What is random I/O?
Databases and general-purpose file servers are examples of random I/O environments. In random I/O, the time spent waiting for disk seeks and rotational latency dominates I/O service time.
Why do I need to know about random I/O?
You can optimize the performance of your configuration to take advantage of a random I/O environment.
What is the general strategy for configuring for a random I/O environment?
You want all disk spindles to be busy most of the time servicing I/O requests. Random I/O requests are small (typically 2-8 Kbytes), so it's not efficient to split an individual request of this kind onto multiple disk drives.
The interlace size doesn't matter, because you just want to spread the data across all the disks. Any interlace value greater than the typical I/O request will do.
For example, assume you have 4.2 Gbytes DBMS table space. If you stripe across four 1.05-Gbyte disk spindles, and if the I/O load is truly random and evenly dispersed across the entire range of the table space, then each of the four spindles will tend to be equally busy.

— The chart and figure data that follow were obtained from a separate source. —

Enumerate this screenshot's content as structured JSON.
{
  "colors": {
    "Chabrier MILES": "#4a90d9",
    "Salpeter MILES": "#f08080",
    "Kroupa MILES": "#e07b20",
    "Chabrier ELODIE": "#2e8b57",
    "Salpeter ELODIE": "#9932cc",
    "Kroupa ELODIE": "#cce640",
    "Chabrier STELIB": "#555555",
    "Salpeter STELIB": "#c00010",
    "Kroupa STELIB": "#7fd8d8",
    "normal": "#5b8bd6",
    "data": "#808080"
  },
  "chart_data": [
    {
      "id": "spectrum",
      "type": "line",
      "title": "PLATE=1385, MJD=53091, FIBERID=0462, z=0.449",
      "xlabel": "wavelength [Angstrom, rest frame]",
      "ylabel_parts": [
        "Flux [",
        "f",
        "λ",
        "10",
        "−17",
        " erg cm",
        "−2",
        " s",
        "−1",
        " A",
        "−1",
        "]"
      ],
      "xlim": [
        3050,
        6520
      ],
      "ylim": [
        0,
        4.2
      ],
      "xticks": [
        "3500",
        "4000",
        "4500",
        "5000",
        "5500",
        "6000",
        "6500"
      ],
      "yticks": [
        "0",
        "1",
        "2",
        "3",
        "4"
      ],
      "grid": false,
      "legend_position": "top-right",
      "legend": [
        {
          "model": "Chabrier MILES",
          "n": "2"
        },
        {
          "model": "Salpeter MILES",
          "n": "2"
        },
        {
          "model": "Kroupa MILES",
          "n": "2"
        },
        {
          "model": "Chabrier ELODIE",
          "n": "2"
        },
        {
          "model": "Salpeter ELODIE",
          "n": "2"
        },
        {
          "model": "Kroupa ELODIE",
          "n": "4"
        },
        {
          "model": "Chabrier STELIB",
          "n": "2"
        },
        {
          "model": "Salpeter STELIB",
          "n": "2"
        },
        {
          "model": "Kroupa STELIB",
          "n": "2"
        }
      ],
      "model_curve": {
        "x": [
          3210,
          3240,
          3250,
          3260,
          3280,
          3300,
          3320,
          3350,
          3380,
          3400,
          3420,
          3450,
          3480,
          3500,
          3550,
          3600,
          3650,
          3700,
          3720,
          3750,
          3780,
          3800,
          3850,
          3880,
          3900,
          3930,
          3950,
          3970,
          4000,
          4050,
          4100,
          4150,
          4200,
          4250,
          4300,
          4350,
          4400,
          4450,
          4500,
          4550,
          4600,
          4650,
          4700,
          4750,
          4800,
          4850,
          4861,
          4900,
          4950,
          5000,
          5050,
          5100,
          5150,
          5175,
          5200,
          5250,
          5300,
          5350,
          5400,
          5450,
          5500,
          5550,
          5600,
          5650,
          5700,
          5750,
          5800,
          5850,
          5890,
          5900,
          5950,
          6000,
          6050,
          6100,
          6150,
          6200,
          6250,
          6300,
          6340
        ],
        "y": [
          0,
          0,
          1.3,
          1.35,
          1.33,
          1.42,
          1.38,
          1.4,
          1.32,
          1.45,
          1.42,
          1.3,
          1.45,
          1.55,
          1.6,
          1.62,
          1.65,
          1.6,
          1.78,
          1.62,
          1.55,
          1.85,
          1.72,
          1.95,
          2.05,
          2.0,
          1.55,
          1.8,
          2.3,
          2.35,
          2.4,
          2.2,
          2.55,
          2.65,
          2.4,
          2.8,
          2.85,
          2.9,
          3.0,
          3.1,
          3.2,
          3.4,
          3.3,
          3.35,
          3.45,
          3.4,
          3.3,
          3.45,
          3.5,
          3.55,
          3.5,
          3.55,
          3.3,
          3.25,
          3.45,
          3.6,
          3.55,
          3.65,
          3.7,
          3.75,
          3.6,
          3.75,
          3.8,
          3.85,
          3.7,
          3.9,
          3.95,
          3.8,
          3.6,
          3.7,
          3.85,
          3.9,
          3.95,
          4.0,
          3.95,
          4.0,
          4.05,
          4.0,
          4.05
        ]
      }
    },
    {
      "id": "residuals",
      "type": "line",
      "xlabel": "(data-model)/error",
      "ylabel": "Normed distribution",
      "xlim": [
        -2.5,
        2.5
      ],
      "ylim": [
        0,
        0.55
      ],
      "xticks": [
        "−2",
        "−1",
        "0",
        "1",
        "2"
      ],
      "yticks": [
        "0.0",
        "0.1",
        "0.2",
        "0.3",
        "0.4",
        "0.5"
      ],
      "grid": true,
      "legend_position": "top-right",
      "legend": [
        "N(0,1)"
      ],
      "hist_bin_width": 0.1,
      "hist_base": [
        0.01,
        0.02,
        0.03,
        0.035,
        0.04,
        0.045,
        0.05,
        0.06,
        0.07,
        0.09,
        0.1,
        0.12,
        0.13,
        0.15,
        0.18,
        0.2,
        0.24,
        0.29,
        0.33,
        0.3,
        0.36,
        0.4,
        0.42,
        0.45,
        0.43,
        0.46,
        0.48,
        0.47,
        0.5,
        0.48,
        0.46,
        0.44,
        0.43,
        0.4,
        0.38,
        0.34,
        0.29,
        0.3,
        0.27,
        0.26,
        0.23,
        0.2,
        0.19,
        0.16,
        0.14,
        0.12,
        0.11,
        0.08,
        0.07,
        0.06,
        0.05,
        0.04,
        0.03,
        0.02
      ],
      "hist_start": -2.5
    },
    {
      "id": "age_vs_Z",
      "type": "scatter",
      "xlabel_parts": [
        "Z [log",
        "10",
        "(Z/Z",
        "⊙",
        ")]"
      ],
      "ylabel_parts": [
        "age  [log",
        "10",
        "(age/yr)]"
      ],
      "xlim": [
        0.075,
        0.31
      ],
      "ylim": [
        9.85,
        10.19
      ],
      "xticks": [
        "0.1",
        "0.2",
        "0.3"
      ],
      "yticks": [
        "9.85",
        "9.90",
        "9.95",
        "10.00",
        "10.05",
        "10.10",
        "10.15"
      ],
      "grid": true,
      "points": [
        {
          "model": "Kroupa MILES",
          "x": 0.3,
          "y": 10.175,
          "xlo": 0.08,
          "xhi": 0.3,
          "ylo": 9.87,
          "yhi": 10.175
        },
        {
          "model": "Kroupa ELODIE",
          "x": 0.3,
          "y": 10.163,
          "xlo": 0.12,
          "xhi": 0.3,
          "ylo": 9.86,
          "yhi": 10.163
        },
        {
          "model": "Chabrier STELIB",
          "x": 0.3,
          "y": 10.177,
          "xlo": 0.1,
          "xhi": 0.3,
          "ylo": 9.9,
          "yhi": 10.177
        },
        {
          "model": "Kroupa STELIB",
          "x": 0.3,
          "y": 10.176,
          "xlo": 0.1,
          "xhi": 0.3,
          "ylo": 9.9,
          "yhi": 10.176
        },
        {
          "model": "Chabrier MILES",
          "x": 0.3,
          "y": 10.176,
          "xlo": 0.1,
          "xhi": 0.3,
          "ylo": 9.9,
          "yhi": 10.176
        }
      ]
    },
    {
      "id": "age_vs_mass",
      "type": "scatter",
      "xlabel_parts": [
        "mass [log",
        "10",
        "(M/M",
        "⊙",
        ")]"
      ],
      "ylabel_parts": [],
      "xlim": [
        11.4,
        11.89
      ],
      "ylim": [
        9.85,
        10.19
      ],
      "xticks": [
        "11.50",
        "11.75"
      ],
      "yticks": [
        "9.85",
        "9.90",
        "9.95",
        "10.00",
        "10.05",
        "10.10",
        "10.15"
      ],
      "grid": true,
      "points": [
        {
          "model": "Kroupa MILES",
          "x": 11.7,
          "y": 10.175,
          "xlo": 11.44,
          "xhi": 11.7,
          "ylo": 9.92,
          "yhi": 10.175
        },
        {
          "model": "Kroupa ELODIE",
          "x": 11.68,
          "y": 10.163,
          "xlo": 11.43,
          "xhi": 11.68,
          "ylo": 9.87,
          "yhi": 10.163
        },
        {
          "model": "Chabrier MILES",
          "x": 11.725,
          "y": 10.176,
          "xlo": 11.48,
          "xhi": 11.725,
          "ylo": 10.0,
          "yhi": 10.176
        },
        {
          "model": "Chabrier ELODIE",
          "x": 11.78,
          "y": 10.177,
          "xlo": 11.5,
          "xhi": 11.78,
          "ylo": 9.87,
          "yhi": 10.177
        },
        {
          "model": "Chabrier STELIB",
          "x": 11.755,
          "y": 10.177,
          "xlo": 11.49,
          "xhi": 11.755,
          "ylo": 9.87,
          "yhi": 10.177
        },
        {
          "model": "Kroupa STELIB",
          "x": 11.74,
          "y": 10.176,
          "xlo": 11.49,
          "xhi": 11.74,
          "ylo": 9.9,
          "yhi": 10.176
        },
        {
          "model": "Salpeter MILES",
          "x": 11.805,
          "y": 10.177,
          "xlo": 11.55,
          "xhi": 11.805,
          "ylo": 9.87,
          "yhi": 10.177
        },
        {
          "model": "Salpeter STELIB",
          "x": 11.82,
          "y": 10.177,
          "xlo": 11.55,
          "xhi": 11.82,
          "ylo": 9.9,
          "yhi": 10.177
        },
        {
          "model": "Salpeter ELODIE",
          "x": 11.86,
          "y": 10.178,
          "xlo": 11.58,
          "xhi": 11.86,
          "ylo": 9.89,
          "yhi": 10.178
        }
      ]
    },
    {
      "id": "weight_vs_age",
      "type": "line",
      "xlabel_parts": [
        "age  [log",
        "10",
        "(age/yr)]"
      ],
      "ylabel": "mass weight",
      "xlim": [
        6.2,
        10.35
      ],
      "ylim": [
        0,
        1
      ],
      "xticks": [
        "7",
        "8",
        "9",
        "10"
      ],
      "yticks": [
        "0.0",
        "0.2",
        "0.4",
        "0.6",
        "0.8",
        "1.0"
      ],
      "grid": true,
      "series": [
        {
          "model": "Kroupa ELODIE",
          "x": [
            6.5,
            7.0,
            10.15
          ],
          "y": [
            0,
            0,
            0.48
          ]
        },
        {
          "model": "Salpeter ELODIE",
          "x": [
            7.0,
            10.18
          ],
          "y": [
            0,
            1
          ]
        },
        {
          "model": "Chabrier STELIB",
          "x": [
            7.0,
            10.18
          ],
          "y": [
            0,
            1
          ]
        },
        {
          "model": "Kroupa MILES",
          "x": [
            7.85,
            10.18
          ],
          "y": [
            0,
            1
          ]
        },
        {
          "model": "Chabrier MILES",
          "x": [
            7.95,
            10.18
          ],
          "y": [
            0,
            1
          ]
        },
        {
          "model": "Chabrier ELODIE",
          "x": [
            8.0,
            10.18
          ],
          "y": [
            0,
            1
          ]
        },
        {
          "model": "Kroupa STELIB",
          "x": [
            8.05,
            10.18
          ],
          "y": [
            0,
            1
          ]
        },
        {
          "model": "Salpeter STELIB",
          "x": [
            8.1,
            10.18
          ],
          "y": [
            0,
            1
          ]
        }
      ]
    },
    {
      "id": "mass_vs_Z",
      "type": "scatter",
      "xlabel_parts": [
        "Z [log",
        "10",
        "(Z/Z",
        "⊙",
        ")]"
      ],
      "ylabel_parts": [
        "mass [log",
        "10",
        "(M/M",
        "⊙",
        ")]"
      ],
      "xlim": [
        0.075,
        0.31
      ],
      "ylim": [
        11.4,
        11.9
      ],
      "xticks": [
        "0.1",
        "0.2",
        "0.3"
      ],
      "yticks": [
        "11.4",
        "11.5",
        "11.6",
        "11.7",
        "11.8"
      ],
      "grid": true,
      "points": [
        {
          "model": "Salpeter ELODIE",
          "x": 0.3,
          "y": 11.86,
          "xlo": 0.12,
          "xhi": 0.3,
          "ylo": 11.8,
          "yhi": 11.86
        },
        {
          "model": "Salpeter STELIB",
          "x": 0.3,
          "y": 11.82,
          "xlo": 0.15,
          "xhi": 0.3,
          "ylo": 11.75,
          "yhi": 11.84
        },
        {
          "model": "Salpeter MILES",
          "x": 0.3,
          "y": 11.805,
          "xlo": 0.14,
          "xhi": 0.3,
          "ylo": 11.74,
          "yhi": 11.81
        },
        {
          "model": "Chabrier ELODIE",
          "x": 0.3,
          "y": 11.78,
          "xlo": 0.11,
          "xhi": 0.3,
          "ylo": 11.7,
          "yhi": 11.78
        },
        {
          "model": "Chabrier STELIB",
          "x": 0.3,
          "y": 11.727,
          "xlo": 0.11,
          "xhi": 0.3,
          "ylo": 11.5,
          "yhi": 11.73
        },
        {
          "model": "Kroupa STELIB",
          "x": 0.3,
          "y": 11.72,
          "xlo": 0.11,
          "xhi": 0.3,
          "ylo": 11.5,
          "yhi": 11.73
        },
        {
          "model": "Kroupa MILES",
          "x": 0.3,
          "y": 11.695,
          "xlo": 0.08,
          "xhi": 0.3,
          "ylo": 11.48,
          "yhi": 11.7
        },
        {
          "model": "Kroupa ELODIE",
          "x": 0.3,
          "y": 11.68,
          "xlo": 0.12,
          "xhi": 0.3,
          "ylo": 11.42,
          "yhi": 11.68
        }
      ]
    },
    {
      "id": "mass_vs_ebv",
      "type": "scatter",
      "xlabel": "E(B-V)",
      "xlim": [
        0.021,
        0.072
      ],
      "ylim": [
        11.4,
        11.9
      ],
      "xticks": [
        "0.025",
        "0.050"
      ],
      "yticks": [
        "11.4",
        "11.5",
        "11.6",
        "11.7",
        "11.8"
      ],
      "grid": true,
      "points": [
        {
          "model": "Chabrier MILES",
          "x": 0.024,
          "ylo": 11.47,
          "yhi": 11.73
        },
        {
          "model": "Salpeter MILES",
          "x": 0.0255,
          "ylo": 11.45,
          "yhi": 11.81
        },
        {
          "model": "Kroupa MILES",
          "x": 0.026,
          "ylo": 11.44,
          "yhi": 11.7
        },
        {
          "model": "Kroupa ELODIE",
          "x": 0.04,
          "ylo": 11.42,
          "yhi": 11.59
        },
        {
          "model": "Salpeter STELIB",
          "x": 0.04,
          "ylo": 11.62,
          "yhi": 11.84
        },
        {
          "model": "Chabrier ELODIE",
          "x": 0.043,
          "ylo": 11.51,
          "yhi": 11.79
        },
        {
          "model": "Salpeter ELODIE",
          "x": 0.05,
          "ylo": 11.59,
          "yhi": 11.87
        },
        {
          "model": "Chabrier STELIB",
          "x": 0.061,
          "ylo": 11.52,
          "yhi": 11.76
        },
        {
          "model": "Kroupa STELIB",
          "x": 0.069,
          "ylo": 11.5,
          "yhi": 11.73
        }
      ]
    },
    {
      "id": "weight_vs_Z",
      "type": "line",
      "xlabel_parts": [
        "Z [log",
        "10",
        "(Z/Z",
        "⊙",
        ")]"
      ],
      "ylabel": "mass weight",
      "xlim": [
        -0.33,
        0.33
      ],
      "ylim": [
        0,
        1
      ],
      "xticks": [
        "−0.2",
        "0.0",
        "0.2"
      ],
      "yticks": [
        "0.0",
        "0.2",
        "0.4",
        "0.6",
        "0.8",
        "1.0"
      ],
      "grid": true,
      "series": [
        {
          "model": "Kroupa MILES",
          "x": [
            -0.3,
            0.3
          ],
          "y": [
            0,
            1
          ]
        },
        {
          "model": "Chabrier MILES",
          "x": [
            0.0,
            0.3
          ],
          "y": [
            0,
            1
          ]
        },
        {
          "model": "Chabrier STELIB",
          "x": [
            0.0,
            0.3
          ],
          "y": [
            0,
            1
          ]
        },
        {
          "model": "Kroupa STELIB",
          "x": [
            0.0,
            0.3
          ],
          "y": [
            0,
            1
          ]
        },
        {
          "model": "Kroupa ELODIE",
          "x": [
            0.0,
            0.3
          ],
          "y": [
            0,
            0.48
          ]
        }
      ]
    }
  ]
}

The target for maximum random I/O performance on a disk is 35 percent or lower as reported by DiskSuite Tool's performance monitor, or by iostat(1M). Disk use in excess of 65 percent on a typical basis is a problem. Disk use in excess of 90 percent is a major problem.
If you have a disk running at 100 percent and you stripe the data across four disks, you might expect the result to be four disks each running at 25 percent (100/4 = 25 percent). However, you will probably get all four disks running at greater than 35 percent since there won't be an artificial limitation to the throughput (of 100 percent of one disk).